I've called the doctor three times, but I can't get past his receptionist, who tells me the doctor will call when he gets the results. Crap.

I skipped riding on Wednesday, rode really easy on Thursday and Saturday, but utterly failed to finish a threshold effort with Bryan yesterday. I felt okay as we rolled out of town, but every time I tried to get my wattage above 300 -- or my heart rate higher than 165 -- I just fell apart. It feels like my lungs have shrunk, somehow.

So I wait. I'm skipping Wednesday Night Worlds again tonight and plan to ride easy tempo tomorrow and Saturday. If I haven't gotten some news from the doctors by Friday, I may pay the office an impromptu visit.

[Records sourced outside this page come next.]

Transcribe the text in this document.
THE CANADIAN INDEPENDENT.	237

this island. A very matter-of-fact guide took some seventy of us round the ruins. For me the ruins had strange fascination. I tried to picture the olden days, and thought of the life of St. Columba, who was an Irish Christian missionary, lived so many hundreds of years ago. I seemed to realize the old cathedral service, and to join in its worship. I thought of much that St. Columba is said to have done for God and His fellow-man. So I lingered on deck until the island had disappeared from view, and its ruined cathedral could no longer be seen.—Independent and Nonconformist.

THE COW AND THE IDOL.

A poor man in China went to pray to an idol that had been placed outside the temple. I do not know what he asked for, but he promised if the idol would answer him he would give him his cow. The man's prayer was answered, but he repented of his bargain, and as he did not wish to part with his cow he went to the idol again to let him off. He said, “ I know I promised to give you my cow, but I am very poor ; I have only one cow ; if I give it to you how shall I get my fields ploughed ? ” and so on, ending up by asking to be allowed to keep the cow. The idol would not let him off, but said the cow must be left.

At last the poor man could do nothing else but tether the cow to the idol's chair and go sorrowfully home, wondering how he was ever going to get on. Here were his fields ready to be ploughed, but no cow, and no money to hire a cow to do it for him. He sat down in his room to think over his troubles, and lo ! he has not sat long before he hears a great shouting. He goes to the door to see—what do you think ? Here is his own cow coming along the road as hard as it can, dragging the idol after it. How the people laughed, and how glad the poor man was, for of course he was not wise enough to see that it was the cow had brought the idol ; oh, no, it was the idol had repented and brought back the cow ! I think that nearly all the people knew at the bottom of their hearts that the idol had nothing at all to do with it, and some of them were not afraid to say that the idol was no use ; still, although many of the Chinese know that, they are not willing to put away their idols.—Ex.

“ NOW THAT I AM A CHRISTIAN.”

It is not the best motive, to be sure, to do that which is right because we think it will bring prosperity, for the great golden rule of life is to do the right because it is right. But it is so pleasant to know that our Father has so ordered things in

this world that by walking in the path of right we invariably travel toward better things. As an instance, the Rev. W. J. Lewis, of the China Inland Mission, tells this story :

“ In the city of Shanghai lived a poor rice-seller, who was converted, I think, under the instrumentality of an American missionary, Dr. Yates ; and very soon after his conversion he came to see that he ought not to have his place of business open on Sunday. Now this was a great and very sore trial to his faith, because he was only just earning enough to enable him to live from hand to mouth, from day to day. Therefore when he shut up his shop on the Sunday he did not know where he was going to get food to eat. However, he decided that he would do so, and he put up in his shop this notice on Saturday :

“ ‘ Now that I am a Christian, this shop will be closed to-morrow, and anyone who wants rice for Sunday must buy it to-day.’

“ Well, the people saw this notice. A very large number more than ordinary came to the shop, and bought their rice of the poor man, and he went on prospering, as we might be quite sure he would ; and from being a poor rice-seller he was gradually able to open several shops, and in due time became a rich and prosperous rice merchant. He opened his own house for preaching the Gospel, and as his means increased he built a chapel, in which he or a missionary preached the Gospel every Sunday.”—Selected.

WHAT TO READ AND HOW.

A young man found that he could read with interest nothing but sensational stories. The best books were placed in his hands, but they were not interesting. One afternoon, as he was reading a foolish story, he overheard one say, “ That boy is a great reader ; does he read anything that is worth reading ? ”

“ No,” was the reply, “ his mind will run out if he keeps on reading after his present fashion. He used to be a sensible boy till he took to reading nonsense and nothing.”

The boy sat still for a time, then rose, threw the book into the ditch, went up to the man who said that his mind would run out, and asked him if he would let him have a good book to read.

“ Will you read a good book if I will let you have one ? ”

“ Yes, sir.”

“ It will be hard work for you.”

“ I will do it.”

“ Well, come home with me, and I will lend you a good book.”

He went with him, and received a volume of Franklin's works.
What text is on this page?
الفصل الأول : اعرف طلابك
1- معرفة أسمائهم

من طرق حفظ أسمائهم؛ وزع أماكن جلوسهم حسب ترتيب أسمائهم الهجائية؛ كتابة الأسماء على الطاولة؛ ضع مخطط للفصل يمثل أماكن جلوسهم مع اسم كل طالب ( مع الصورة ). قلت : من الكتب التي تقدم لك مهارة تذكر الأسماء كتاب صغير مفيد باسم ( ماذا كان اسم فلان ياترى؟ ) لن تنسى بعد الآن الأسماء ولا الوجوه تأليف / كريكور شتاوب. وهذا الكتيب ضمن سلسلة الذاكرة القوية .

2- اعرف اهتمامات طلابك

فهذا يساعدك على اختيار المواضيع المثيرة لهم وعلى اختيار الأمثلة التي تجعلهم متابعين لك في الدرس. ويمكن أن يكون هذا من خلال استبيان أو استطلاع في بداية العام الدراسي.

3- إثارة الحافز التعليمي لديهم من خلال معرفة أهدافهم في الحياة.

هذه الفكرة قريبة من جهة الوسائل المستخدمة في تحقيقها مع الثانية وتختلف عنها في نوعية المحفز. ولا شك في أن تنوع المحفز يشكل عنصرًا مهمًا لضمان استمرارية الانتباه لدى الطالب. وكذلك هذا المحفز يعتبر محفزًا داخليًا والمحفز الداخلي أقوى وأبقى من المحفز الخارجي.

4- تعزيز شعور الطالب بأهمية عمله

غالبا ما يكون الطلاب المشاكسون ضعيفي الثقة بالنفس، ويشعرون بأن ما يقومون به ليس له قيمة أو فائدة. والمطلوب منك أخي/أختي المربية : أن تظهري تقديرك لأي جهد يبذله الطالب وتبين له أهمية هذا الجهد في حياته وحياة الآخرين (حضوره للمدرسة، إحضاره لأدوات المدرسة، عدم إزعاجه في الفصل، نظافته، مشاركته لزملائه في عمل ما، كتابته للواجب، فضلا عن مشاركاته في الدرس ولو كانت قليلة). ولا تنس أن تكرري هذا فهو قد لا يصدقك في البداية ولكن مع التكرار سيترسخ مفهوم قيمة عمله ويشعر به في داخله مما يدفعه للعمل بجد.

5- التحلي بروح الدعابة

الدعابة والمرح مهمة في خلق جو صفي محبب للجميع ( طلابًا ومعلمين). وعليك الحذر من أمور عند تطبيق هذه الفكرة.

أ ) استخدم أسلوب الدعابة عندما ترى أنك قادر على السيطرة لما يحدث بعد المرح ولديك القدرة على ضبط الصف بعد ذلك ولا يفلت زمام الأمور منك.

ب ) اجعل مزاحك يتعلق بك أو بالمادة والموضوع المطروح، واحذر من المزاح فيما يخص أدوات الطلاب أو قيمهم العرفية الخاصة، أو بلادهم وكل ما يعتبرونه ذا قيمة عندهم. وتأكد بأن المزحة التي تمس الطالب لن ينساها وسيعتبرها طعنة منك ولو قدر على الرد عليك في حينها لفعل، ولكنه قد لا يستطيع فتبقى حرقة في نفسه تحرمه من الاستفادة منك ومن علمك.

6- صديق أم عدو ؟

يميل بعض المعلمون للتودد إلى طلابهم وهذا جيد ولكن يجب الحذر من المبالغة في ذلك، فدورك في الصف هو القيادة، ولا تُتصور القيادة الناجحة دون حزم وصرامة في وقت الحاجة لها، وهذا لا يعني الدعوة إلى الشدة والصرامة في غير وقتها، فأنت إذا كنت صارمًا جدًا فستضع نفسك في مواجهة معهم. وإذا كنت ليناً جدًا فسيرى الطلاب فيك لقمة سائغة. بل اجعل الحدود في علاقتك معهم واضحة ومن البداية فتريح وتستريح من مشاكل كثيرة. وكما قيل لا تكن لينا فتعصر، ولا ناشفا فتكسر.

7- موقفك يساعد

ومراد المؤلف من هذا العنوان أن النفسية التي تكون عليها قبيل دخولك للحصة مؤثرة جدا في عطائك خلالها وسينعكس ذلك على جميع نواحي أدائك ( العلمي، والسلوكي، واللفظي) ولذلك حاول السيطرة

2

From wikipedia (yes, I know it's often crap):
Factors that influence fainting are fasting long hours, taking in too little food and fluids, low blood pressure, hypoglycemia, growth spurts,[citation needed] physical exercise in excess of the energy reserve of the body, emotional distress, and lack of sleep. Orthostatic hypotension caused by standing up too quickly or being in a very hot room can also cause fainting.

More serious causes of fainting include cardiac (heart-related) conditions such as an abnormal heart rhythm (an arrhythmia), wherein the heart beats too slowly, too rapidly, or too irregularly to pump enough blood to the brain. Some arrhythmias can be life-threatening. Other important cardio-vascular conditions that can be manifested by syncope include subclavian steal syndrome and aortic stenosis.
 
Orthostatic (postural) hypotensive faints are as common or perhaps even more common than vasovagal syncope. Orthostatic faints are most often associated with movement from lying or sitting to a standing position. Apparently healthy individuals may experience minor symptoms ("lightheadedness", "greying-out") as they stand up if blood pressure is slow to respond to the stress of upright posture. If the blood pressure is not adequately maintained during standing, faints may develop. However, the resulting "transient orthostatic hypotension" does not necessarily signal any serious underlying disease. The most susceptible individuals are elderly frail individuals, or persons who are dehydrated from hot environments or inadequate fluid intake.